Duelling had been banned in France from 1566, in England from 1615, and in Russia from 1702. The relevant ukase of Peter the Great runs: ‘Inhabitants of Russia and foreigners residing there shall not engage in duels with any weapon whatsoever, and for this purpose shall not call out anyone nor go out: whosoever having issued a challenge inflicts a wound shall be executed’ (Duel Pushkina s Dantesom-Gekkerenom, 104). However, in all three countries there always had been a very wide gap between ban and enforcement. This was especially true of Russia, where the authorities would usually turn a blind eye to rencontres which did not have a fatal result; in the case of those which ended with the death of one combatant, the fate of the survivor often depended on the arbitrary whim of the tsar. Ivan Annenkov, a lieutenant in the Chevalier Guards, who killed an officer of the Life Guards Hussars in a duel, was, on Alexander’s orders, given the extraordinarily light sentence of three months in the guard-house. And when, in June 1823, General Kiselev, the chief of staff of the Second Army, killed Major-General Mordvinov, Alexander took no action at all: Kiselev remained in his post and underwent no punishment.

* Elizaveta Markovna was related to Praskovya Osipova, the owner of Trigorskoe: her brother, Petr Poltoratsky, had married Ekaterina Vulf, the sister of Praskovya’s first husband, Nikolay Vulf.

* The theatres were also closed from the Monday of the first week of Lent to the Sunday after Easter.

* The phrase is an adaptation of a line in a poem of 1820, ‘Extinguished is the orb of day …’ [‘Pogaslo dnevnoe svetilo …’], II, 146.

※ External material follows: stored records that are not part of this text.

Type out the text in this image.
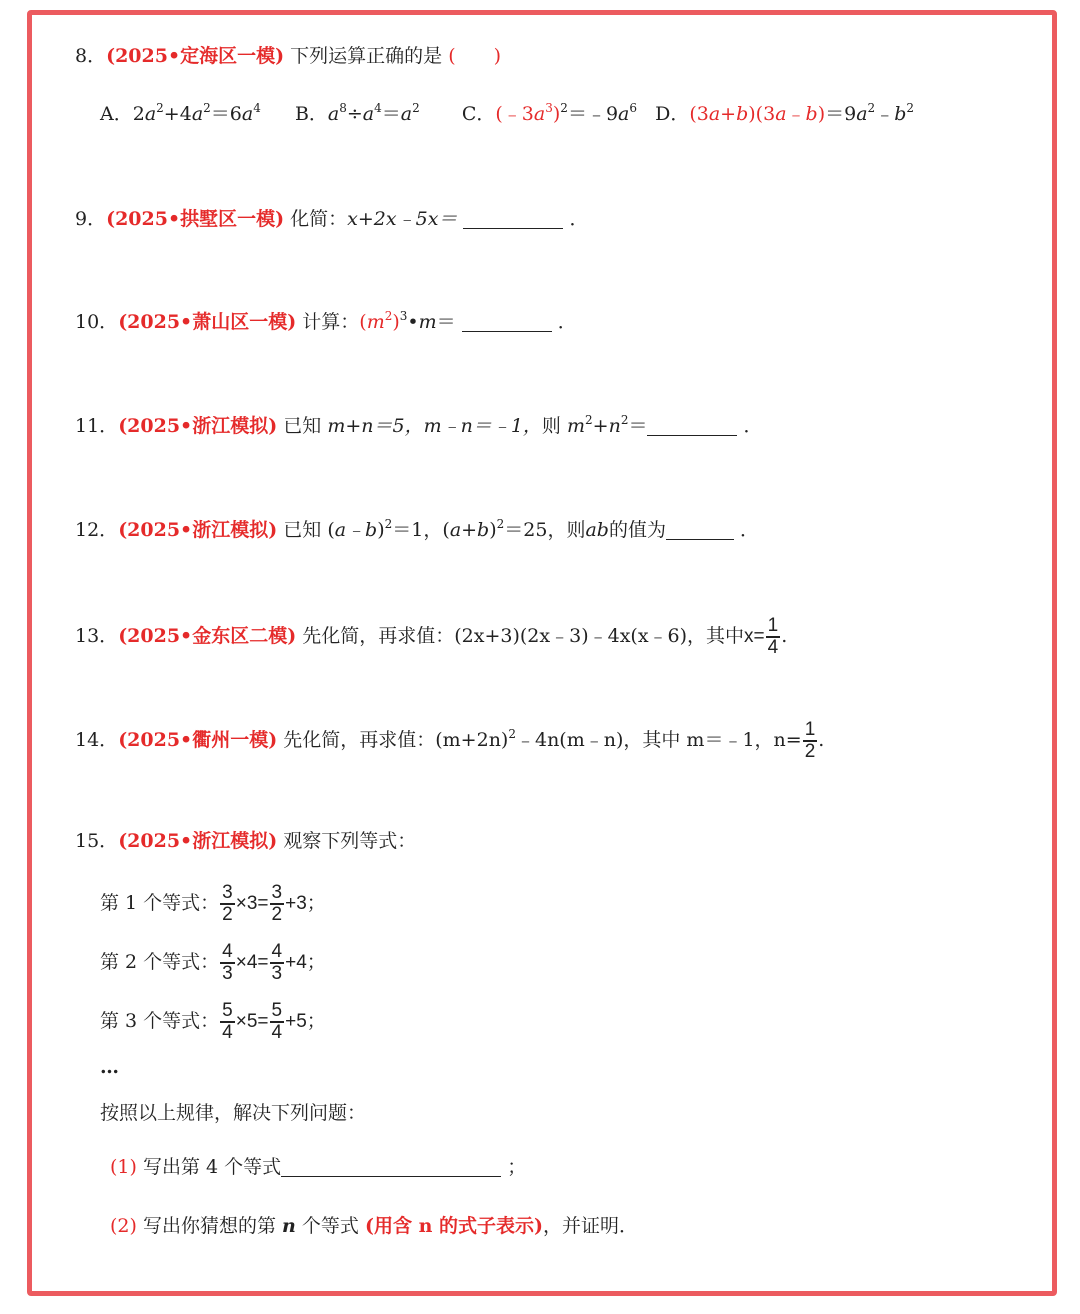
8．(2025•定海区一模) 下列运算正确的是 (　　)
A．$2a^2+4a^2=6a^4$ B．$a^8\div a^4=a^2$ C．$(﹣3a^3)^2=﹣9a^6$ D．$(3a+b)(3a﹣b)=9a^2﹣b^2$
9．(2025•拱墅区一模) 化简：x+2x﹣5x＝	．
10．(2025•萧山区一模) 计算：$(m^2)^3•m=$	．
11．(2025•浙江模拟) 已知 m+n＝5，m﹣n＝﹣1，则 $m^2+n^2=$	．
12．(2025•浙江模拟) 已知 (a﹣b)$^2$＝1，$(a+b)^2=25$，则ab的值为	．
13．(2025•金东区二模) 先化简，再求值：(2x+3)(2x﹣3)﹣4x(x﹣6)，其中$x= \frac{1}{4}$ .
14．(2025•衢州一模) 先化简，再求值：$(m+2n)^2﹣4n(m﹣n)$，其中 m＝﹣1，$n= \frac{1}{2}$ .
15．(2025•浙江模拟) 观察下列等式：
第 1 个等式： $\frac{3}{2} \times 3= \frac{3}{2} +3$；
第 2 个等式： $\frac{4}{3} \times 4= \frac{4}{3} +4$；
第 3 个等式： $\frac{5}{4} \times 5= \frac{5}{4} +5$；
…
按照以上规律，解决下列问题：
(1) 写出第 4 个等式	；
(2) 写出你猜想的第 n 个等式 (用含 n 的式子表示)，并证明．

† The known other members are Sergey Trubetskoy, Fedor Yurev, Dmitry Barkov, Yakov Tolstoy, Aleksandr Tokarev, Ivan Zhadovsky, Aleksandr Ulybyshev, and Prince Dmitry Dolgorukov.

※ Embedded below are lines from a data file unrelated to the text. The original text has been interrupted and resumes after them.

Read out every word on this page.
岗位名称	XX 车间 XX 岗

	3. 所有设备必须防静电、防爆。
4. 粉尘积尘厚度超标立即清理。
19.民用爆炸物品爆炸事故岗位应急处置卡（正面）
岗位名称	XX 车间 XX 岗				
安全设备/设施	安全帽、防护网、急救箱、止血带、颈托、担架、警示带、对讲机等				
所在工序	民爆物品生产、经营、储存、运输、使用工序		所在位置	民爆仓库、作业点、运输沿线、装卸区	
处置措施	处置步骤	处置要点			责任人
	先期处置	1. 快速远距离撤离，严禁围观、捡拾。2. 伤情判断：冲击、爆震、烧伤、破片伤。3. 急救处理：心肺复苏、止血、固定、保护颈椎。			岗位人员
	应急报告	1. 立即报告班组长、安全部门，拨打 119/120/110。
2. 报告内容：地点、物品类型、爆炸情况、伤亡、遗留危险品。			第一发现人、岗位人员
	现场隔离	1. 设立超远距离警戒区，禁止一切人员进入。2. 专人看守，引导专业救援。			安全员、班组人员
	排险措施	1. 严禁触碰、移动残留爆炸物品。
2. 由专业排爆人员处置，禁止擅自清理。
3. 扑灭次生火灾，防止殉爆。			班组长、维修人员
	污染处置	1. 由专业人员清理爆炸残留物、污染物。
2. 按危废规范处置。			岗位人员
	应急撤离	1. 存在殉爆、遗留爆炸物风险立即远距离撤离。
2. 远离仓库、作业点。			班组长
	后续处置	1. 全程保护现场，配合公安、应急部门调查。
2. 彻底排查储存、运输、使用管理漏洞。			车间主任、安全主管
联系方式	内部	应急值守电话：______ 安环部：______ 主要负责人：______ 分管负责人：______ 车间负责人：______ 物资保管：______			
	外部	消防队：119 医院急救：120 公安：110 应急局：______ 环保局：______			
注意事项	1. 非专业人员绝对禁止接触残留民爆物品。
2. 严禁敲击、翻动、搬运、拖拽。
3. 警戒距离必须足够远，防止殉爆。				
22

* I.e. Krylova: the Russian for wing is krylo.

* Vyazemsky had almost filial feelings for Karamzin: after his father’s death in 1807 (his mother, an O’Reilly, had died in 1802) Karamzin, whose second wife was Vyazemsky’s illegitimate half-sister, had come to live on the family estate at Ostafevo, near Moscow, and had acted as the young prince’s guardian.

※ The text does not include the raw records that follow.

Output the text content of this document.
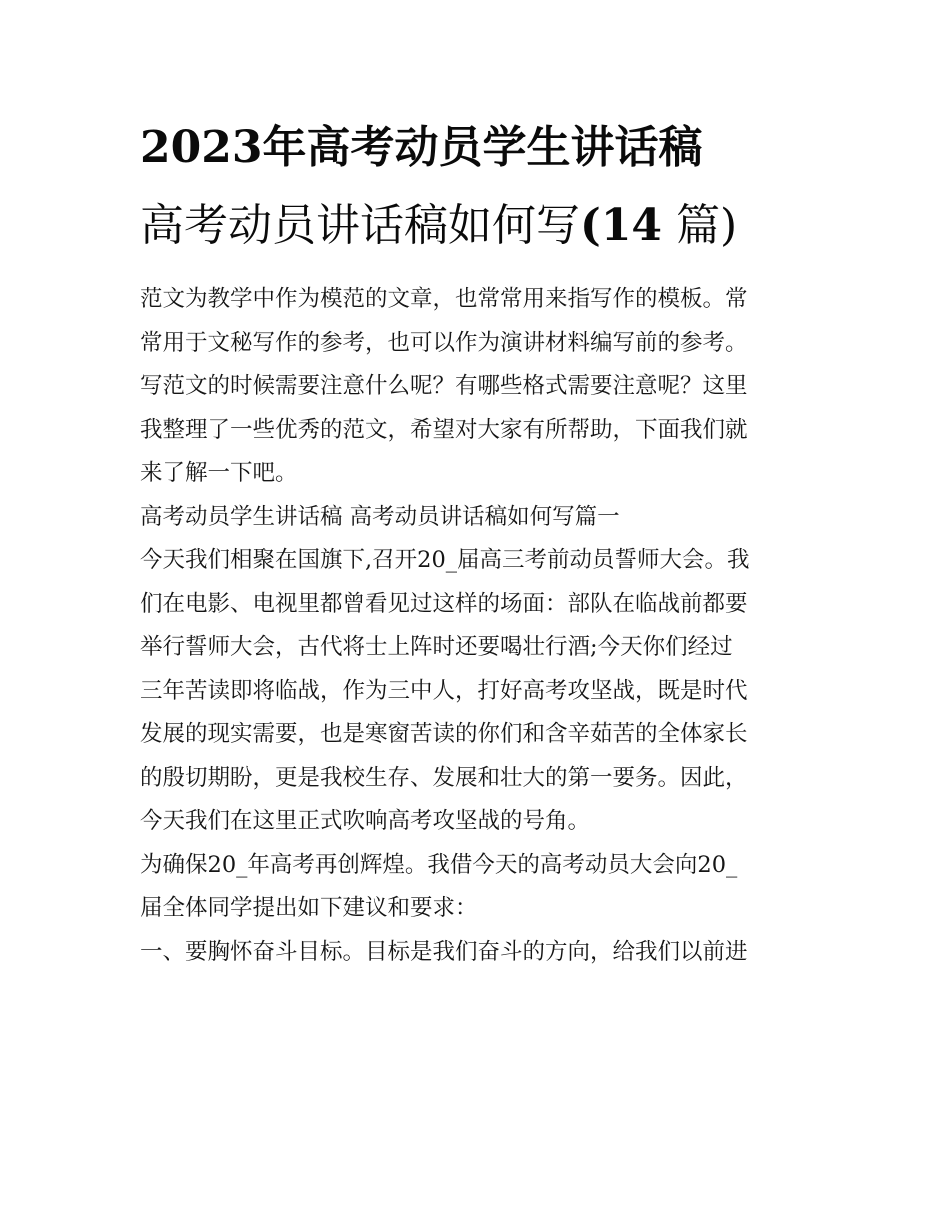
2023年高考动员学生讲话稿
高考动员讲话稿如何写(14 篇)
范文为教学中作为模范的文章，也常常用来指写作的模板。常
常用于文秘写作的参考，也可以作为演讲材料编写前的参考。
写范文的时候需要注意什么呢？有哪些格式需要注意呢？这里
我整理了一些优秀的范文，希望对大家有所帮助，下面我们就
来了解一下吧。
高考动员学生讲话稿 高考动员讲话稿如何写篇一
今天我们相聚在国旗下,召开20_届高三考前动员誓师大会。我
们在电影、电视里都曾看见过这样的场面：部队在临战前都要
举行誓师大会，古代将士上阵时还要喝壮行酒;今天你们经过
三年苦读即将临战，作为三中人，打好高考攻坚战，既是时代
发展的现实需要，也是寒窗苦读的你们和含辛茹苦的全体家长
的殷切期盼，更是我校生存、发展和壮大的第一要务。因此，
今天我们在这里正式吹响高考攻坚战的号角。
为确保20_年高考再创辉煌。我借今天的高考动员大会向20_
届全体同学提出如下建议和要求：
一、要胸怀奋斗目标。目标是我们奋斗的方向，给我们以前进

* Pushkin later added a manuscript note to this line: ‘An inaccuracy. Chevalier Guards officers, like other guests, appeared at balls in undress and low shoes. A just remark, but there is something poetic about the spurs’ (VI, 528).

* Pythia was the priestess of Apollo at Delphi, who ‘delivered the answer of the god to such as came to consult the oracle, and was supposed to be suddenly inspired by the sulphureous vapours which issued from the hole of a subterranean cavity within the temple, over which she sat bare on a three-legged stool, called a tripod’ (Lemprière’s Classical Dictionary, 3rd ed. London, 1984, 539).